Retrotech Event

The New England Wireless & Steam Museum is having its annual steam-up on Saturday, October 7.  I’m hoping to make it this year, which I haven’t managed to do previously.

Related posts:

Machine tools and glassmaking – visiting the American Precision Museum and the Simon Pearce glassmaking facility.

A retrotech adventure – the Essex Steam Train and Riverboat.

Retrotech, revitalized – a triple-expansion steam engine, built for municipal water pumping, has been restored to operating condition.

Retrotech event, west coast edition – Bill Brandt visits a lumber mill from 1914.

6 thoughts on “Retrotech Event”

  1. Not exactly retro tech but still tech. Some may find it a little tedious, what can I say, I’m easily amused. It shows some of the process of producing a fairly complicated part on a five axis turn mill. Notice just how far the idea that you can download a drawing and push the start button is from reality. A lot of the discussion revolves around just general machining, feeds and speeds, still the basics of separating what you don’t want from what you do.
    https://www.youtube.com/watch?v=O8WYTBoHNeE

    Software aids are already used extensively. I’m sure there are numerous, numerous AI projects in this area. One of the things I’ll be looking for in judging progress is when the people with six and seven figure machines, running four and five figure tools on workplaces worth that and more start using AI. In this context, a crash can shake the whole building. As a spectator rather than a player, I’m sure it’s coming, there are already a lot of tools and probably already comes down to a matter of definitions. I’ve already said I think the opacity of large language models is a, possibly, insurmountable problem.

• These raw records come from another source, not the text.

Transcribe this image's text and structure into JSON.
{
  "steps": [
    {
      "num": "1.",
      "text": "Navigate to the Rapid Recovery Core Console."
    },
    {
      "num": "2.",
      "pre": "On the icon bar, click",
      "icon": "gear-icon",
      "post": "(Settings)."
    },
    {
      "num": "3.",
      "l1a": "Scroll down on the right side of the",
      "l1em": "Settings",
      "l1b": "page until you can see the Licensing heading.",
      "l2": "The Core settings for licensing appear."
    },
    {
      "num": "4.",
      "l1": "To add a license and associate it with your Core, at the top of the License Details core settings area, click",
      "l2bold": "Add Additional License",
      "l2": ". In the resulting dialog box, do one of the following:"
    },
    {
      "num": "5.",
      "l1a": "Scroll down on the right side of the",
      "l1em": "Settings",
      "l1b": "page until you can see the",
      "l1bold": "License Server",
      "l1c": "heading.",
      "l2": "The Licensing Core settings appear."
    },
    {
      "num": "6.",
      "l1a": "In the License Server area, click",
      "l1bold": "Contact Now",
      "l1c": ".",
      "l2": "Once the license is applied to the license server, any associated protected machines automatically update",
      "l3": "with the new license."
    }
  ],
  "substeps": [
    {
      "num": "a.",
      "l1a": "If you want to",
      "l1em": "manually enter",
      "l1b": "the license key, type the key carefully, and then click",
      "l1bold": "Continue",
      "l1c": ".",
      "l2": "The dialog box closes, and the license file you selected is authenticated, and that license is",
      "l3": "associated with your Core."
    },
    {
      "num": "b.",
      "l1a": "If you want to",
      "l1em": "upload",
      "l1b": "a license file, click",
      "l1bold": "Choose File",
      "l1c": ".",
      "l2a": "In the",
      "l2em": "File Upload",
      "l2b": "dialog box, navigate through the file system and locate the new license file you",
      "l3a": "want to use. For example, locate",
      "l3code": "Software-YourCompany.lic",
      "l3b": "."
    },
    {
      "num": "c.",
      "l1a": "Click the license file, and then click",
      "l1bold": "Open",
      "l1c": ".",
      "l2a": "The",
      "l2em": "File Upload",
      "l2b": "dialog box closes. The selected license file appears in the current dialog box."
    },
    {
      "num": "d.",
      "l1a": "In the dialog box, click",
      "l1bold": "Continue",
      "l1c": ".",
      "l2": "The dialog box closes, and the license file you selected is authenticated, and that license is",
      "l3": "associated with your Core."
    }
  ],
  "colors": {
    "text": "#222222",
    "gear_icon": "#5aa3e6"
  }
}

    A little more OT. If you’re in Dallas and looking for an interesting few hours:
    https://cavflight.org/

  2. Would you really want to use a LLM for machining planning, anyhow? Isn’t the nature of the problem that your AI advisor will need some pretty structured and mostly numerical information…tolerances, materials, cost vs time tradeoffs, etc?

  3. The part specification basically establishes two complex surfaces which the surface of acceptable parts need to fall between. At a simple level, the diameter of a round feature needs to be between a minimum and a maximum diameter. With cad, it’s possible to establish that envelope with far higher precision that it is possible to measure and measuring to confirm conformance is another whole problem. There are also constraints beyond simple geometry such as surface roughness or roundness that have to be met. All of this is set in stone but it’s only the beginning of the process of making a part. MAking the part reliably and economically is the rub.

    The number of degrees of freedom involved in making a part like the one in the video makes computer chess look simple. Only 32 pieces and 64 squares. I wouldn’t know how to start to count all the possible sequences that would result in an acceptable part. This is the combinatorial explosion that has stymied all the predictions of immanent human obsolescence. Possibly, the most important human ability is making a plausible start on such problems while computers churn endlessly seeking the “optimum”. Think of it like finding a square root by Newton’s method, even starting with a wildly wrong guess will add, at most, about two iterations.

    Going back to the video, there are several places where the programmer changes parameters, usually by reducing the load in pursuit of a more predictable outcome, less chance of tool breakage or better finish. All, undoubtedly, based on experience, some of it pretty expensive I’d bet. This sort of judgement is also where computers seem to be limited.

    There are lots of different aids that can be used. CAM software has long allowed tool paths to be programmed at an abstract level above G Code but again, just like the computer programmer using snippets of assembly language, you see naked G code has to be added from time to time by hand. There are a lot of tools focused on simulation and finding gross errors that work like spell checkers. Smart people use all the help they can get.

    I just had a part made. I provided a solid model and a paper drawing. I had the luxury of talking with the person that programmed and ran the part to clear up everything, and there’s always something in my experience. Yet there was still a problem. The interaction of the material and the tool produced a hole that was ever so slightly undersized. This was easily fixed, there were only five pieces, so reaming the holes wasn’t a problem for more than few minutes, but it shows that nothing is as simple as it looks. On the other hand, the solid model allowed all the other tricky geometry to be communicated without the sort of intricate drawings that would have been necessary otherwise.